- Date: 1–11 November 2024
- Location: Oman

Teams
- Netherlands: Oman / United Arab Emirates

Captains
- Scott Edwards: Jatinder Singh / Rahul Chopra

Most runs
- Bas de Leede (135): Jatinder Singh (130) / Rahul Chopra (121)

Most wickets
- Roelof van der Merwe (9): Shakeel Ahmed (13) / Ali Naseer (6) Junaid Siddique (6)

= 2024 Oman Tri-Nation Series =

Eighth tri-nation series round in 2024-26 WCL2

The 2024 Oman Tri-Nation Series was the eighth round of the 2024–2026 Cricket World Cup League 2 cricket tournament that took place in Oman in November 2024. The tri-nation series was contested by the men's national teams of Netherlands, Oman and United Arab Emirates. The matches were played as One Day International (ODI) fixtures.

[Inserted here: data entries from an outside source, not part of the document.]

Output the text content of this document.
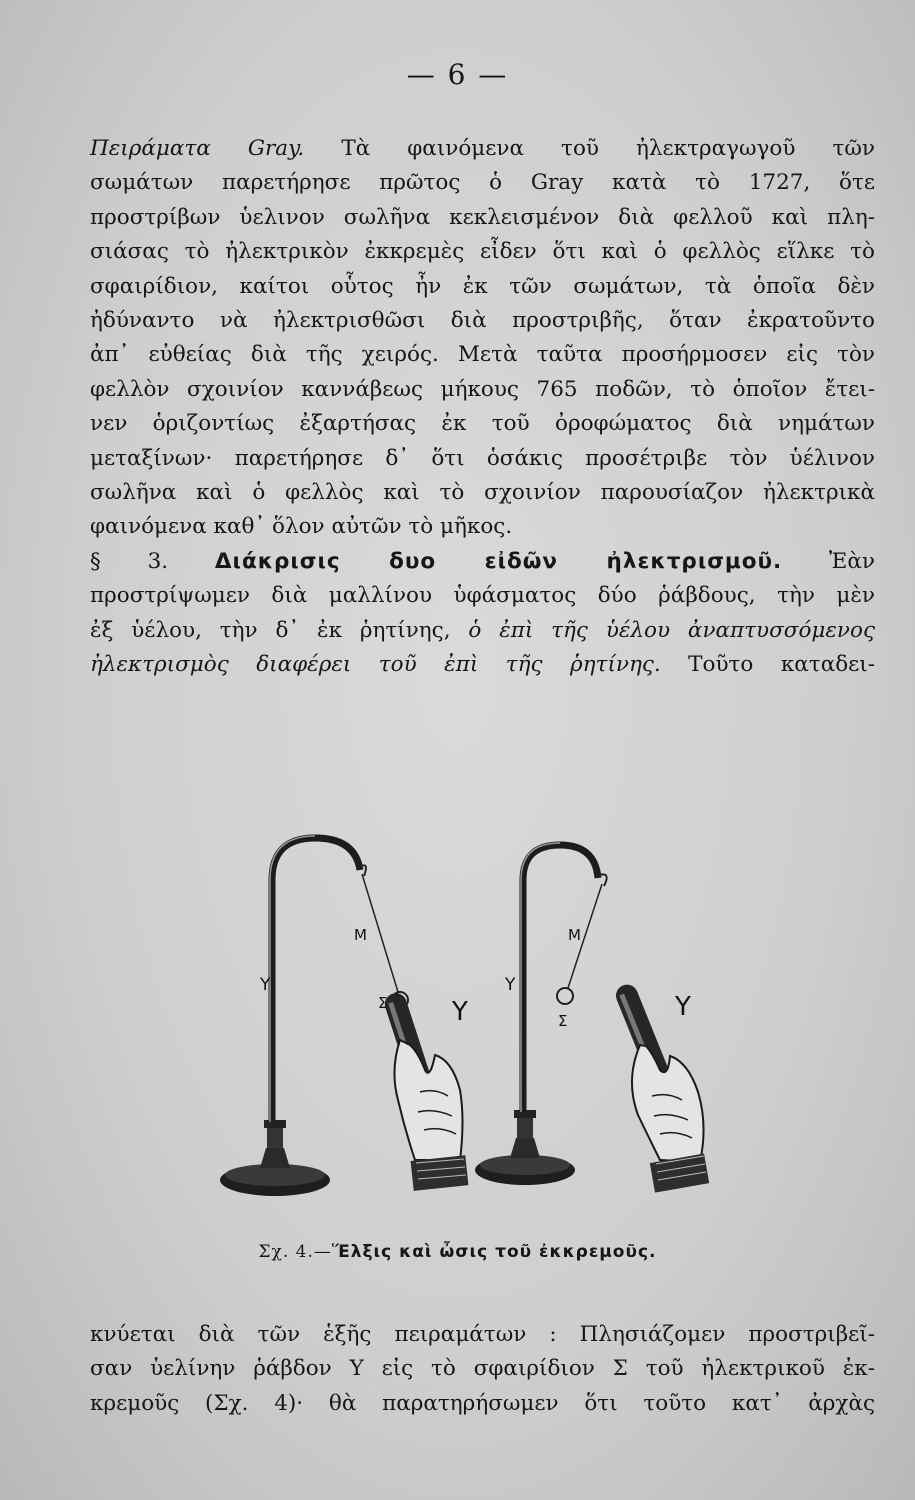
— 6 —
Πειράματα Gray. Τὰ φαινόμενα τοῦ ἠλεκτραγωγοῦ τῶν
σωμάτων παρετήρησε πρῶτος ὁ Gray κατὰ τὸ 1727, ὅτε
προστρίβων ὑελινον σωλῆνα κεκλεισμένον διὰ φελλοῦ καὶ πλη-
σιάσας τὸ ἠλεκτρικὸν ἐκκρεμὲς εἶδεν ὅτι καὶ ὁ φελλὸς εἵλκε τὸ
σφαιρίδιον, καίτοι οὗτος ἦν ἐκ τῶν σωμάτων, τὰ ὁποῖα δὲν
ἠδύναντο νὰ ἠλεκτρισθῶσι διὰ προστριβῆς, ὅταν ἐκρατοῦντο
ἀπ᾽ εὐθείας διὰ τῆς χειρός. Μετὰ ταῦτα προσήρμοσεν εἰς τὸν
φελλὸν σχοινίον καννάβεως μήκους 765 ποδῶν, τὸ ὁποῖον ἔτει-
νεν ὁριζοντίως ἐξαρτήσας ἐκ τοῦ ὀροφώματος διὰ νημάτων
μεταξίνων· παρετήρησε δ᾽ ὅτι ὁσάκις προσέτριβε τὸν ὑέλινον
σωλῆνα καὶ ὁ φελλὸς καὶ τὸ σχοινίον παρουσίαζον ἠλεκτρικὰ
φαινόμενα καθ᾽ ὅλον αὐτῶν τὸ μῆκος.
§ 3. Διάκρισις δυο εἰδῶν ἠλεκτρισμοῦ. Ἐὰν
προστρίψωμεν διὰ μαλλίνου ὑφάσματος δύο ῥάβδους, τὴν μὲν
ἐξ ὑέλου, τὴν δ᾽ ἐκ ῥητίνης, ὁ ἐπὶ τῆς ὑέλου ἀναπτυσσόμενος
ἠλεκτρισμὸς διαφέρει τοῦ ἐπὶ τῆς ῥητίνης. Τοῦτο καταδει-
Y
M
Σ Y
Y
M
Σ	Y
Σχ. 4.—Ἕλξις καὶ ὦσις τοῦ ἐκκρεμοῦς.
κνύεται διὰ τῶν ἑξῆς πειραμάτων : Πλησιάζομεν προστριβεῖ-
σαν ὑελίνην ῥάβδον Υ εἰς τὸ σφαιρίδιον Σ τοῦ ἠλεκτρικοῦ ἐκ-
κρεμοῦς (Σχ. 4)· θὰ παρατηρήσωμεν ὅτι τοῦτο κατ᾽ ἀρχὰς
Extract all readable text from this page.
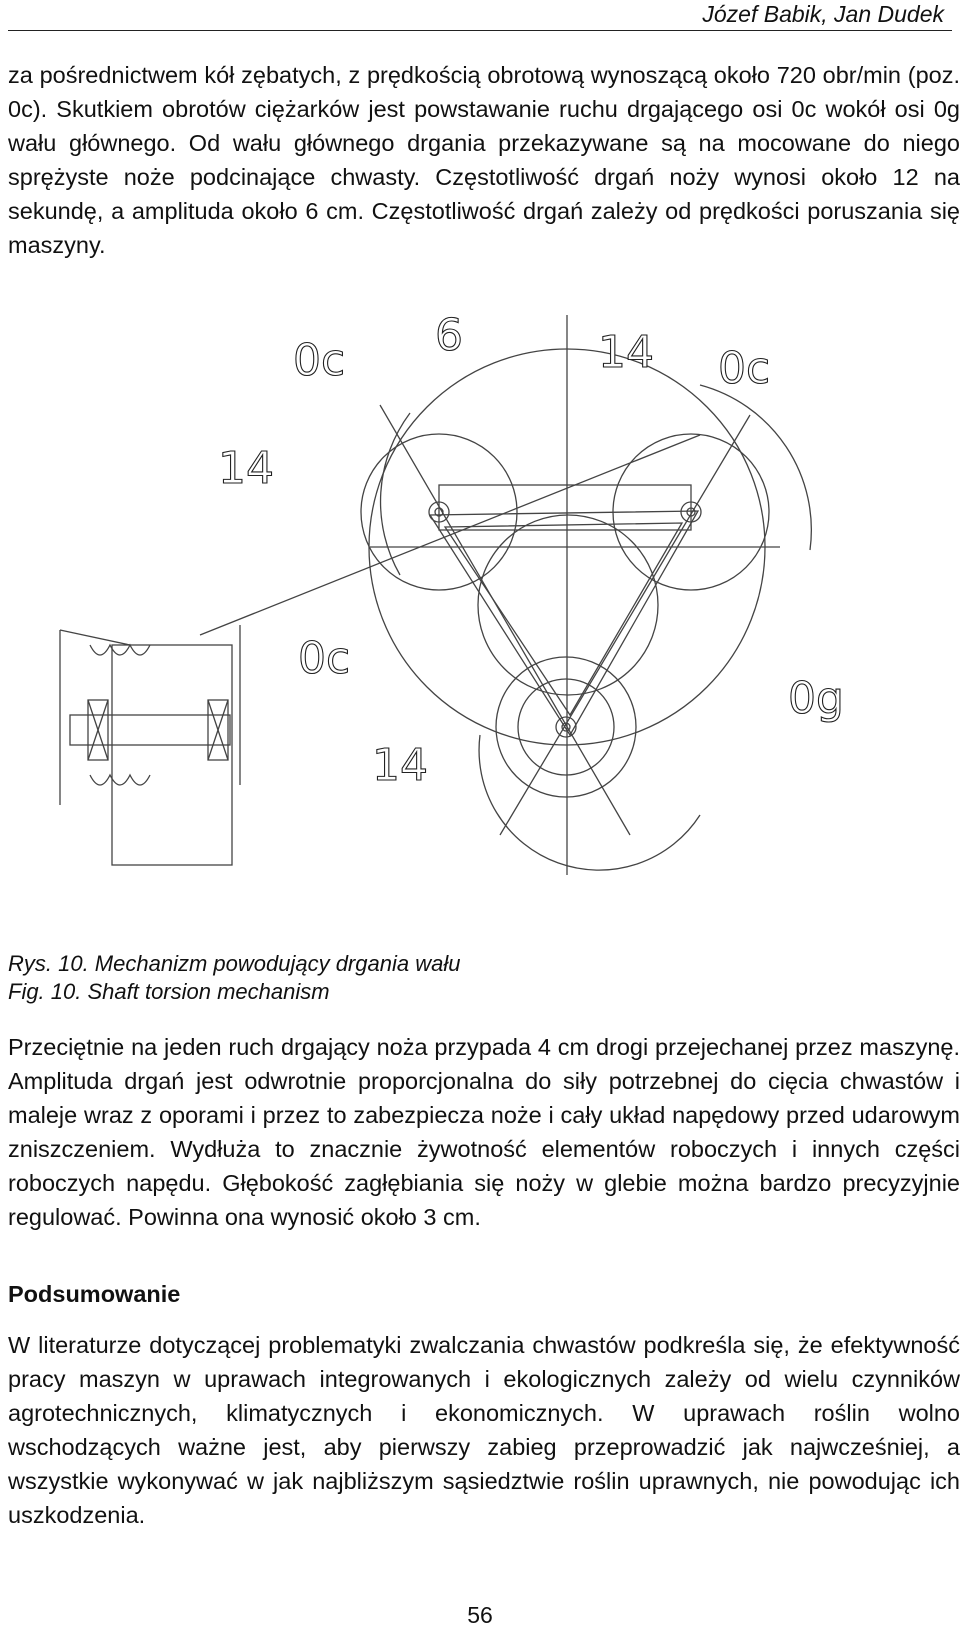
Józef Babik, Jan Dudek

za pośrednictwem kół zębatych, z prędkością obrotową wynoszącą około 720 obr/min (poz. 0c). Skutkiem obrotów ciężarków jest powstawanie ruchu drgającego osi 0c wokół osi 0g wału głównego. Od wału głównego drgania przekazywane są na mocowane do niego sprężyste noże podcinające chwasty. Częstotliwość drgań noży wynosi około 12 na sekundę, a amplituda około 6 cm. Częstotliwość drgań zależy od prędkości poruszania się maszyny.

0c 6	14 0c
14
0c
0g
14
Rys. 10. Mechanizm powodujący drgania wału
Fig. 10. Shaft torsion mechanism

Przeciętnie na jeden ruch drgający noża przypada 4 cm drogi przejechanej przez maszynę. Amplituda drgań jest odwrotnie proporcjonalna do siły potrzebnej do cięcia chwastów i maleje wraz z oporami i przez to zabezpiecza noże i cały układ napędowy przed udarowym zniszczeniem. Wydłuża to znacznie żywotność elementów roboczych i innych części roboczych napędu. Głębokość zagłębiania się noży w glebie można bardzo precyzyjnie regulować. Powinna ona wynosić około 3 cm.

Podsumowanie

W literaturze dotyczącej problematyki zwalczania chwastów podkreśla się, że efektywność pracy maszyn w uprawach integrowanych i ekologicznych zależy od wielu czynników agrotechnicznych, klimatycznych i ekonomicznych. W uprawach roślin wolno wschodzących ważne jest, aby pierwszy zabieg przeprowadzić jak najwcześniej, a wszystkie wykonywać w jak najbliższym sąsiedztwie roślin uprawnych, nie powodując ich uszkodzenia.

56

Following the ODI series, Oman and Netherlands played a three-match Twenty20 International (T20I) series against each other. Netherlands won the series 2–1.

==League 2 series==

===Squads===

| Netherlands | Oman | United Arab Emirates |
|---|---|---|
| Scott Edwards (c, wk); Colin Ackermann; Shariz Ahmad; Noah Croes; Bas de Leede; Aryan Dutt; Vivian Kingma; Kyle Klein; Ryan Klein; Michael Levitt; Teja Nidamanuru; Max O'Dowd; Vikramjit Singh; Timm van der Gugten; Roelof van der Merwe; Paul van Meekeren; | Jatinder Singh (c, wk); Shakeel Ahmed; Wasim Ali; Munis Ansari; Sandeep Goud; Aamir Kaleem; Sufyan Mehmood; Hammad Mirza (wk); Mohammad Nadeem; Ashish Odedara; Jay Odedra; Muzahir Raza; Samay Shrivastava; Bukkapatnam Siddharth; Karan Sonavale; | Rahul Chopra (c, wk); Vriitya Aravind (wk); Rahul Bhatia; Muhammad Farooq; Basil Hameed; Muhammad Jawadullah; Aayan Afzal Khan; Ali Naseer; Dhruv Parashar; Junaid Siddique; Omid Shafi Rahman; Aryansh Sharma (wk); Vishnu Sukumaran; Tanish Suri (wk); Muhammad Waseem; |

Teja Nidamanuru was added to Netherlands' squad before the final match of the series.

==Oman v Netherlands T20I series==

===Squads===

| Oman^{[citation needed]} | Netherlands |
|---|---|
| Jatinder Singh (c, wk); Shakeel Ahmed; Wasim Ali; Sandeep Goud; Aamir Kaleem; Mehran Khan; Sufyan Mehmood; Hammad Mirza (wk); Mohammad Nadeem; Ashish Odedara; Jay Odedra; Muzahir Raza; Samay Shrivastava; Bukkapatnam Siddharth; | Scott Edwards (c, wk); Colin Ackermann; Shariz Ahmad; Noah Croes; Bas de Leede; Aryan Dutt; Vivian Kingma; Kyle Klein; Ryan Klein; Michael Levitt; Teja Nidamanuru; Max O'Dowd; Vikramjit Singh; Timm van der Gugten; Roelof van der Merwe; Paul van Meekeren; |

On 12 November, Ryan Klein was ruled out of the T20I series due to injury.